Nine more Muslims killed in Assam; thousands flee
Security forces in northeast India found the bodies of nine Muslims yesterday, raising the death toll to 32 in a spate of attacks by suspected tribal militants as a weeks-long general election re-opens ethnic divisions.
The election has rekindled the question of religious animosity across India with the Hindu nationalist Bharatiya Janata Party looking set to win, but the violence in the tea-growing state of Assam stems from friction over migration.
Police said six of the nine Muslims found shot dead were women and children. Security forces rescued three children found nearby hiding in forests close to the border with Bhutan.
The latest fighting in the area, a site of frequent ethnic clashes, began on Thursday with the killing of 11 Bengali-speaking Muslim villagers, followed by more bloodshed on Friday when 12 others were slain.
The victims of the attacks were Muslim migrants who have been locked for years in land disputes with indigenous Bodo tribes in the tea-growing state that borders Bhutan and Bangladesh.
Media reports said Muslim villagers were targeted as a punishment for not voting for candidates backed by the rebels.
Prime Minister Manmohan Singh yesterday directed Assam chief minister Tarun Gogoi and Union home minister Sushilkumar Shinde to "restore normalcy" in the area, while condemning the attacks.
Investigators said they arrested around 20 suspects yesterday in the violence-hit districts of Baksa and its neighbour, Kokrajhar.
The attacks have prompted security forces to launch a massive hunt for the guerillas and have spurred some 5,000 people to flee from their homes, a local police officer said.

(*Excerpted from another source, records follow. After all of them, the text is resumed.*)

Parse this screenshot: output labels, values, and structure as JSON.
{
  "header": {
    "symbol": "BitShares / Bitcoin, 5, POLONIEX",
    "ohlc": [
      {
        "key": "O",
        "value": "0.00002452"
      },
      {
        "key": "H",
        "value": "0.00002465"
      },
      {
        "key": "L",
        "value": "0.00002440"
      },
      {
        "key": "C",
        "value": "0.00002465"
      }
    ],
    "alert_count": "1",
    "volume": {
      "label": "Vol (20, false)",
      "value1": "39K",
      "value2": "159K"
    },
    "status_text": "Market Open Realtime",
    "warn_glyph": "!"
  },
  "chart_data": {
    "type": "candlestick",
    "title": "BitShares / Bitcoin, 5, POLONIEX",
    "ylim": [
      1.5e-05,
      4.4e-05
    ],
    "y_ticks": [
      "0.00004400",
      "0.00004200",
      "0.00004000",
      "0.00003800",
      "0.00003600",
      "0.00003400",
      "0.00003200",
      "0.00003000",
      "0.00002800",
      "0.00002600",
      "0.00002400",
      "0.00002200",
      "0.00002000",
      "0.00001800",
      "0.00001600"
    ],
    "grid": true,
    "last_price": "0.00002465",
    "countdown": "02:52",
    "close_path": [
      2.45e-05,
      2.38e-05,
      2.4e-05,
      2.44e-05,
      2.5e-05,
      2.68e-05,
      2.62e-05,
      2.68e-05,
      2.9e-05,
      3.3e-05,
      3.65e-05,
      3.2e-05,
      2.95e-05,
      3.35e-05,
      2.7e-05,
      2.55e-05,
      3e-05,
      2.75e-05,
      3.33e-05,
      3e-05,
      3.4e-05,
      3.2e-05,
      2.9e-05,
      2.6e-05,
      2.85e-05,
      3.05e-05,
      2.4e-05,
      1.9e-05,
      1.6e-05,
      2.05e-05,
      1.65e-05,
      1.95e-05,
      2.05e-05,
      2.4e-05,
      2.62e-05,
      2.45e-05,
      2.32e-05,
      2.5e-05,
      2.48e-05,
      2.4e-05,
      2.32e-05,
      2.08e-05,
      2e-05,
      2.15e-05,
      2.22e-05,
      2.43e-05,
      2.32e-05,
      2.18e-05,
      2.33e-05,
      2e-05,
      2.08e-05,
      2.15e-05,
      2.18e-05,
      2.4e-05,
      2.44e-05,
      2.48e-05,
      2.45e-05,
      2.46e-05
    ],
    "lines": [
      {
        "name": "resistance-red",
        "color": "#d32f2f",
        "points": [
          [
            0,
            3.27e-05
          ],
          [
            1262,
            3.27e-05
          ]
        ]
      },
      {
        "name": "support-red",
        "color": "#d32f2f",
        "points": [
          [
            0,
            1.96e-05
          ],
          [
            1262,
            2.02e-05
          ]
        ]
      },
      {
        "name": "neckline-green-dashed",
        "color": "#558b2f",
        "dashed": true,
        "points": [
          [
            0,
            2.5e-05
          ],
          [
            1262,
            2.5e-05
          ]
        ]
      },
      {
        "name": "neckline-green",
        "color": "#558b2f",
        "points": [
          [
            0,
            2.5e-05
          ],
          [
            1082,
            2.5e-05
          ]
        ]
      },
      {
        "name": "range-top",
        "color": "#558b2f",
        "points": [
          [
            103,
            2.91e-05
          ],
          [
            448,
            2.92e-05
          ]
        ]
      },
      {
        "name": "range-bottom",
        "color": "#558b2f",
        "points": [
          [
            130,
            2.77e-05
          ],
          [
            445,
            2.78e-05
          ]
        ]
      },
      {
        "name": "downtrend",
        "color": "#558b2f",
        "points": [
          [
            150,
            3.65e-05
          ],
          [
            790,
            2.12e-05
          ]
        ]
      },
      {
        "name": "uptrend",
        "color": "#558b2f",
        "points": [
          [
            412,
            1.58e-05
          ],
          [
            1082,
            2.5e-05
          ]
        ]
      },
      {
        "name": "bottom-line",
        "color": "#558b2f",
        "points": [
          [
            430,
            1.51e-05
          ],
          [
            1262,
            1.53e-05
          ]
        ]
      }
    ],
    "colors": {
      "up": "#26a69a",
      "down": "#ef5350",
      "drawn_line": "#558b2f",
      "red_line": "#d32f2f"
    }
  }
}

The officer added that an indefinite curfew has also been imposed in the violence-torn districts, with police given shoot-on-sight orders and army soldiers on standby.

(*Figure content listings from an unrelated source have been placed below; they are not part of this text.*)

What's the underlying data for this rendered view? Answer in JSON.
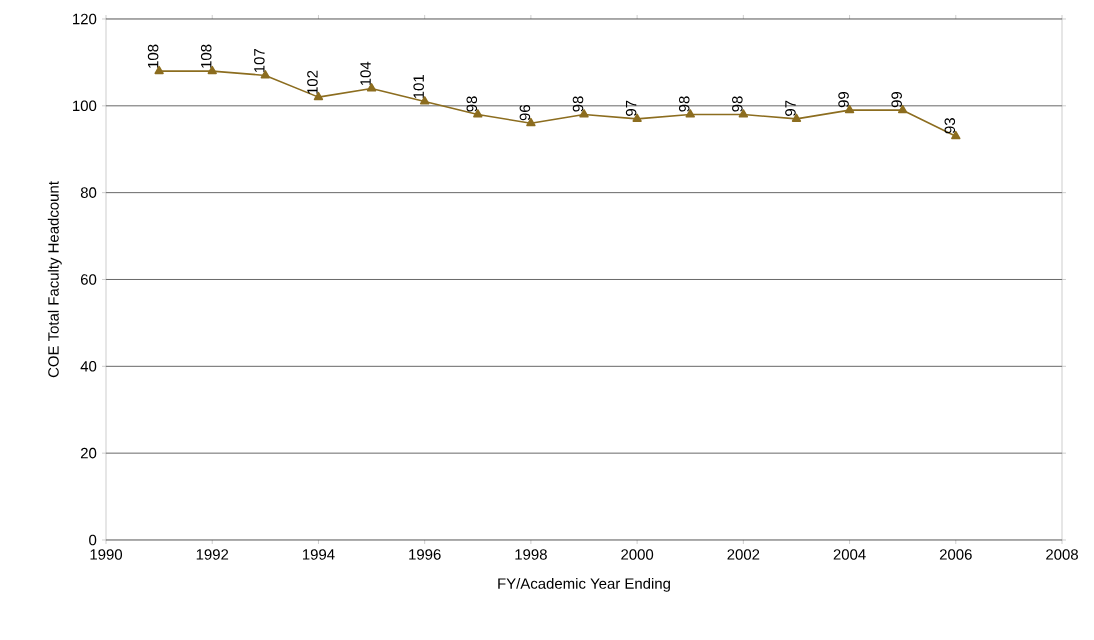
{
  "chart_data": {
    "type": "line",
    "xlabel": "FY/Academic Year Ending",
    "ylabel": "COE Total Faculty Headcount",
    "x": [
      1991,
      1992,
      1993,
      1994,
      1995,
      1996,
      1997,
      1998,
      1999,
      2000,
      2001,
      2002,
      2003,
      2004,
      2005,
      2006
    ],
    "values": [
      108,
      108,
      107,
      102,
      104,
      101,
      98,
      96,
      98,
      97,
      98,
      98,
      97,
      99,
      99,
      93
    ],
    "color": "#8c6d1f",
    "marker": "triangle",
    "line_style": "solid",
    "data_labels": true,
    "grid": "y",
    "xlim": [
      1990,
      2008
    ],
    "xticks": [
      1990,
      1992,
      1994,
      1996,
      1998,
      2000,
      2002,
      2004,
      2006,
      2008
    ],
    "ylim": [
      0,
      120
    ],
    "yticks": [
      0,
      20,
      40,
      60,
      80,
      100,
      120
    ]
  }
}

Assam has a history of sectarian violence and armed groups fighting for greater autonomy or secession from India.
Police suspect militants from the Bodo tribe were behind the latest attacks in a region where tension between ethnic Bodo people and Muslim settlers has simmered for years.

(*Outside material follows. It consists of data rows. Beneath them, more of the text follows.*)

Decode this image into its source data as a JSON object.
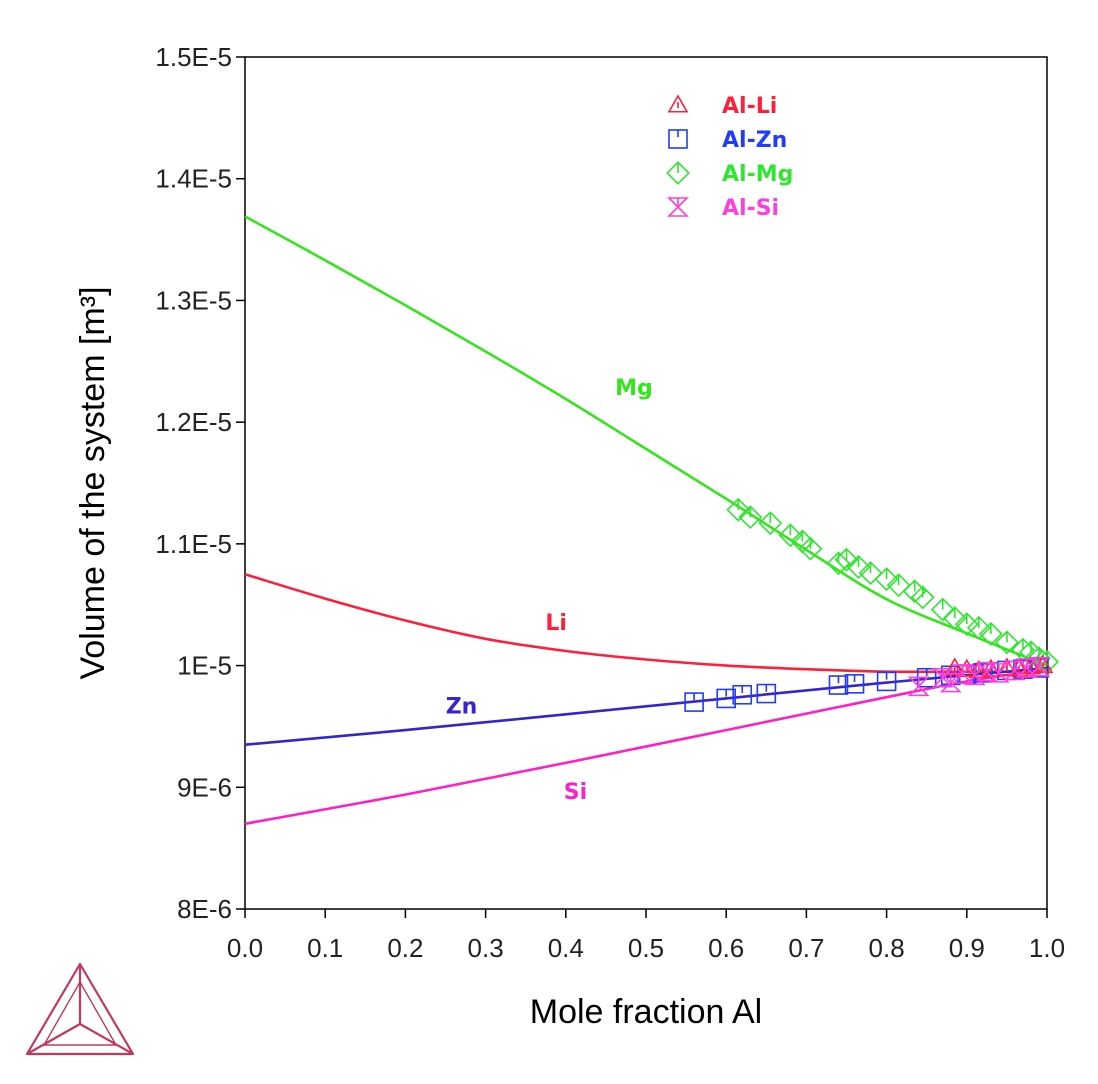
{
  "colors": {
    "Li": "#ff1f3a",
    "Zn": "#3526cc",
    "Zn_marker": "#1f3cff",
    "Mg": "#33e61a",
    "Mg_marker": "#2ee62e",
    "Si": "#ff1fc8",
    "Si_marker": "#ff3de0",
    "logo": "#c0395e"
  },
  "logo": {
    "icon": "tetrahedron-logo-icon"
  },
  "chart_data": {
    "type": "line",
    "xlabel": "Mole fraction Al",
    "ylabel": "Volume of the system [m³]",
    "xlim": [
      0.0,
      1.0
    ],
    "ylim": [
      8e-06,
      1.5e-05
    ],
    "x_ticks": [
      0.0,
      0.1,
      0.2,
      0.3,
      0.4,
      0.5,
      0.6,
      0.7,
      0.8,
      0.9,
      1.0
    ],
    "x_tick_labels": [
      "0.0",
      "0.1",
      "0.2",
      "0.3",
      "0.4",
      "0.5",
      "0.6",
      "0.7",
      "0.8",
      "0.9",
      "1.0"
    ],
    "y_ticks": [
      8e-06,
      9e-06,
      1e-05,
      1.1e-05,
      1.2e-05,
      1.3e-05,
      1.4e-05,
      1.5e-05
    ],
    "y_tick_labels": [
      "8E-6",
      "9E-6",
      "1E-5",
      "1.1E-5",
      "1.2E-5",
      "1.3E-5",
      "1.4E-5",
      "1.5E-5"
    ],
    "grid": false,
    "legend_position": "top-center",
    "legend": [
      {
        "label": "Al-Li",
        "marker": "triangle",
        "color_key": "Li"
      },
      {
        "label": "Al-Zn",
        "marker": "square",
        "color_key": "Zn_marker"
      },
      {
        "label": "Al-Mg",
        "marker": "diamond",
        "color_key": "Mg_marker"
      },
      {
        "label": "Al-Si",
        "marker": "hourglass",
        "color_key": "Si_marker"
      }
    ],
    "curves": [
      {
        "name": "Mg",
        "color_key": "Mg",
        "label": "Mg",
        "label_at": [
          0.485,
          1.229e-05
        ],
        "x": [
          0.0,
          0.1,
          0.2,
          0.3,
          0.4,
          0.5,
          0.6,
          0.7,
          0.8,
          0.9,
          1.0
        ],
        "y": [
          1.369e-05,
          1.333e-05,
          1.296e-05,
          1.258e-05,
          1.219e-05,
          1.178e-05,
          1.137e-05,
          1.095e-05,
          1.0545e-05,
          1.0265e-05,
          1e-05
        ]
      },
      {
        "name": "Li",
        "color_key": "Li",
        "label": "Li",
        "label_at": [
          0.388,
          1.036e-05
        ],
        "x": [
          0.0,
          0.1,
          0.2,
          0.3,
          0.4,
          0.5,
          0.6,
          0.7,
          0.8,
          0.9,
          1.0
        ],
        "y": [
          1.075e-05,
          1.055e-05,
          1.037e-05,
          1.022e-05,
          1.012e-05,
          1.005e-05,
          1e-05,
          9.97e-06,
          9.95e-06,
          9.95e-06,
          9.95e-06
        ]
      },
      {
        "name": "Zn",
        "color_key": "Zn",
        "label": "Zn",
        "label_at": [
          0.27,
          9.67e-06
        ],
        "x": [
          0.0,
          0.2,
          0.4,
          0.6,
          0.8,
          1.0
        ],
        "y": [
          9.35e-06,
          9.47e-06,
          9.6e-06,
          9.73e-06,
          9.86e-06,
          9.98e-06
        ]
      },
      {
        "name": "Si",
        "color_key": "Si",
        "label": "Si",
        "label_at": [
          0.412,
          8.97e-06
        ],
        "x": [
          0.0,
          0.2,
          0.4,
          0.6,
          0.8,
          0.9,
          1.0
        ],
        "y": [
          8.7e-06,
          8.94e-06,
          9.2e-06,
          9.47e-06,
          9.74e-06,
          9.87e-06,
          9.97e-06
        ]
      }
    ],
    "series": [
      {
        "name": "Al-Mg",
        "marker": "diamond",
        "color_key": "Mg_marker",
        "x": [
          0.615,
          0.63,
          0.655,
          0.68,
          0.695,
          0.705,
          0.74,
          0.75,
          0.765,
          0.78,
          0.8,
          0.815,
          0.835,
          0.845,
          0.87,
          0.885,
          0.9,
          0.915,
          0.93,
          0.95,
          0.97,
          0.98,
          0.99,
          1.0
        ],
        "y": [
          1.128e-05,
          1.122e-05,
          1.117e-05,
          1.107e-05,
          1.102e-05,
          1.096e-05,
          1.084e-05,
          1.087e-05,
          1.081e-05,
          1.076e-05,
          1.071e-05,
          1.066e-05,
          1.061e-05,
          1.056e-05,
          1.046e-05,
          1.039e-05,
          1.034e-05,
          1.031e-05,
          1.026e-05,
          1.019e-05,
          1.013e-05,
          1.011e-05,
          1.006e-05,
          1.003e-05
        ]
      },
      {
        "name": "Al-Zn",
        "marker": "square",
        "color_key": "Zn_marker",
        "x": [
          0.56,
          0.6,
          0.62,
          0.65,
          0.74,
          0.76,
          0.8,
          0.85,
          0.88,
          0.9,
          0.92,
          0.95,
          0.97,
          0.99
        ],
        "y": [
          9.7e-06,
          9.73e-06,
          9.76e-06,
          9.77e-06,
          9.84e-06,
          9.85e-06,
          9.87e-06,
          9.9e-06,
          9.92e-06,
          9.93e-06,
          9.94e-06,
          9.96e-06,
          9.97e-06,
          9.98e-06
        ]
      },
      {
        "name": "Al-Li",
        "marker": "triangle",
        "color_key": "Li",
        "x": [
          0.885,
          0.9,
          0.915,
          0.93,
          0.95,
          0.965,
          0.98,
          0.995
        ],
        "y": [
          9.98e-06,
          9.97e-06,
          9.96e-06,
          9.97e-06,
          9.98e-06,
          9.97e-06,
          9.99e-06,
          1e-05
        ]
      },
      {
        "name": "Al-Si",
        "marker": "hourglass",
        "color_key": "Si_marker",
        "x": [
          0.84,
          0.87,
          0.88,
          0.895,
          0.91,
          0.925,
          0.94,
          0.96,
          0.975,
          0.99
        ],
        "y": [
          9.83e-06,
          9.9e-06,
          9.86e-06,
          9.93e-06,
          9.92e-06,
          9.95e-06,
          9.94e-06,
          9.96e-06,
          9.98e-06,
          9.99e-06
        ]
      }
    ]
  }
}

In 2012, clashes erupted in which dozens of people were killed and 400,000 fled their homes.
Bodo representatives say many of the Muslims in Assam are illegal immigrants from neighbouring Bangladesh who encroach on ancestral Bodo lands.
The five-week general election, has exacerbated friction over migration in Assam. Voting in Assam has ended, with April 24 the last day of polling.
Candidates including prime-ministerial front-runner Narendra Modi of the BJP have called for tighter controls.
Modi said last week that illegal immigrants from Bangladesh in the nearby state of West Bengal should have their "bags packed" in case he came to power, accusing the state government of being too soft.